N. Vasios1, N. H. Elabbasi1, J. S. Bergstrom1
1Veryst Engineering, LLC., Needham, MA, USA
Veröffentlicht in 2020

Soft lossy viscoelastic polymers can dissipate significant amounts of energy in the form of heat when subjected to dynamic mechanical stimuli. As a result, structures comprised of such lossy materials may heat up considerably when excited by loads at a frequency that approaches one of the structure’s natural frequencies. For example, a lossy viscoelastic solid tends to heat up significantly more when exposed to a loading history in which the excitation frequency ramps down, as opposed to a loading history in which the excitation frequency ramps up within the same bounds.

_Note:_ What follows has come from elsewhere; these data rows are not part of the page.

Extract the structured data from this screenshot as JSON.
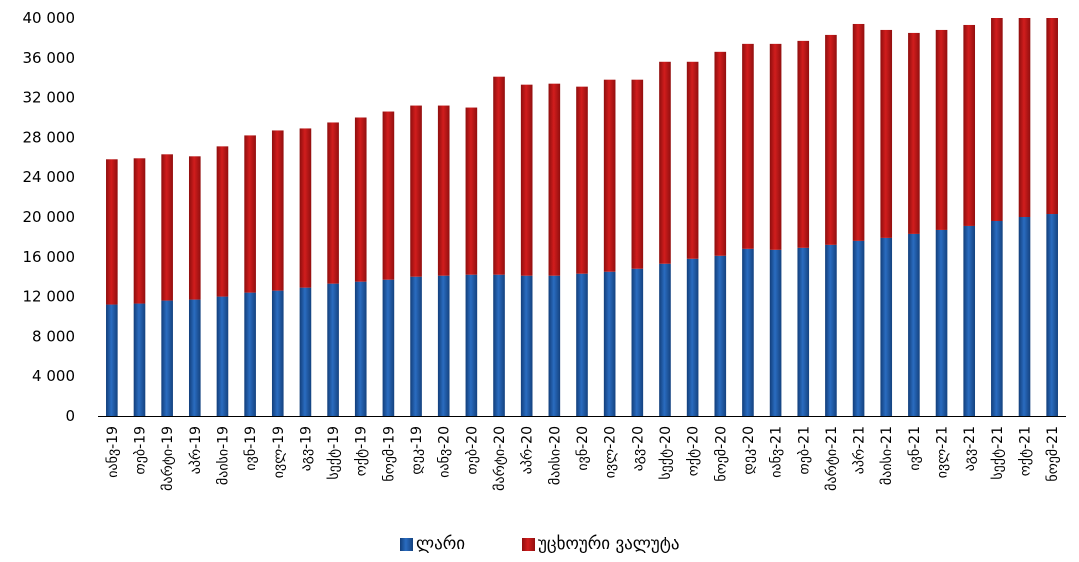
{
  "chart_data": {
    "type": "bar",
    "stacked": true,
    "categories": [
      "იანვ-19",
      "თებ-19",
      "მარტი-19",
      "აპრ-19",
      "მაისი-19",
      "ივნ-19",
      "ივლ-19",
      "აგვ-19",
      "სექტ-19",
      "ოქტ-19",
      "ნოემ-19",
      "დეკ-19",
      "იანვ-20",
      "თებ-20",
      "მარტი-20",
      "აპრ-20",
      "მაისი-20",
      "ივნ-20",
      "ივლ-20",
      "აგვ-20",
      "სექტ-20",
      "ოქტ-20",
      "ნოემ-20",
      "დეკ-20",
      "იანვ-21",
      "თებ-21",
      "მარტი-21",
      "აპრ-21",
      "მაისი-21",
      "ივნ-21",
      "ივლ-21",
      "აგვ-21",
      "სექტ-21",
      "ოქტ-21",
      "ნოემ-21"
    ],
    "series": [
      {
        "name": "ლარი",
        "color": "#1F5CAA",
        "values": [
          11200,
          11300,
          11600,
          11700,
          12000,
          12400,
          12600,
          12900,
          13300,
          13500,
          13700,
          14000,
          14100,
          14200,
          14200,
          14100,
          14100,
          14300,
          14500,
          14800,
          15300,
          15800,
          16100,
          16800,
          16700,
          16900,
          17200,
          17600,
          17900,
          18300,
          18700,
          19100,
          19600,
          20000,
          20300
        ]
      },
      {
        "name": "უცხოური ვალუტა",
        "color": "#C01717",
        "values": [
          14600,
          14600,
          14700,
          14400,
          15100,
          15800,
          16100,
          16000,
          16200,
          16500,
          16900,
          17200,
          17100,
          16800,
          19900,
          19200,
          19300,
          18800,
          19300,
          19000,
          20300,
          19800,
          20500,
          20600,
          20700,
          20800,
          21100,
          21800,
          20900,
          20200,
          20100,
          20200,
          20700,
          20900,
          19900
        ]
      }
    ],
    "ylim": [
      0,
      40000
    ],
    "yticks": [
      0,
      4000,
      8000,
      12000,
      16000,
      20000,
      24000,
      28000,
      32000,
      36000,
      40000
    ],
    "ytick_labels": [
      "0",
      "4 000",
      "8 000",
      "12 000",
      "16 000",
      "20 000",
      "24 000",
      "28 000",
      "32 000",
      "36 000",
      "40 000"
    ],
    "grid": false,
    "legend_position": "bottom-center"
  }
}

This peculiar phenomenon can compromise the integrity of heat sensitive structures but could also be a desired system property. When the time scale of heating is much longer than that of the mechanical excitation that provides another source of complexity, that is best treated with a time dependent thermal analysis coupled to a harmonic vibration analysis. This capability is not hard coded in most commercial finite element codes. In this study we develop such models in COMSOL Multiphysics® to study the nonlinearities of the mechanically induced heating of lossy viscoelastic solids. Our models make use of the coupled thermal-mechanical analysis provided by COMSOL Multiphysics® in which a solid is harmonically excited with harmonic loading with a frequency that slowly changes with time. The excitation frequency is close to the first natural frequency of the structure. The solid is heated by volumetric heat sources providing the energy dissipated due to the viscous nature of the solid. Figures 1 and 2 show the predictions of our COMSOL® model in the case of a rectangular viscoelastic block. In Figure 1 we report the average temperature in the block during the frequency ramp-up step (blue curve) and during the frequency ramp-down step (black curve). Figure 2 shows temperature slices of the viscoelastic rectangular block at the end of the frequency ramp down step.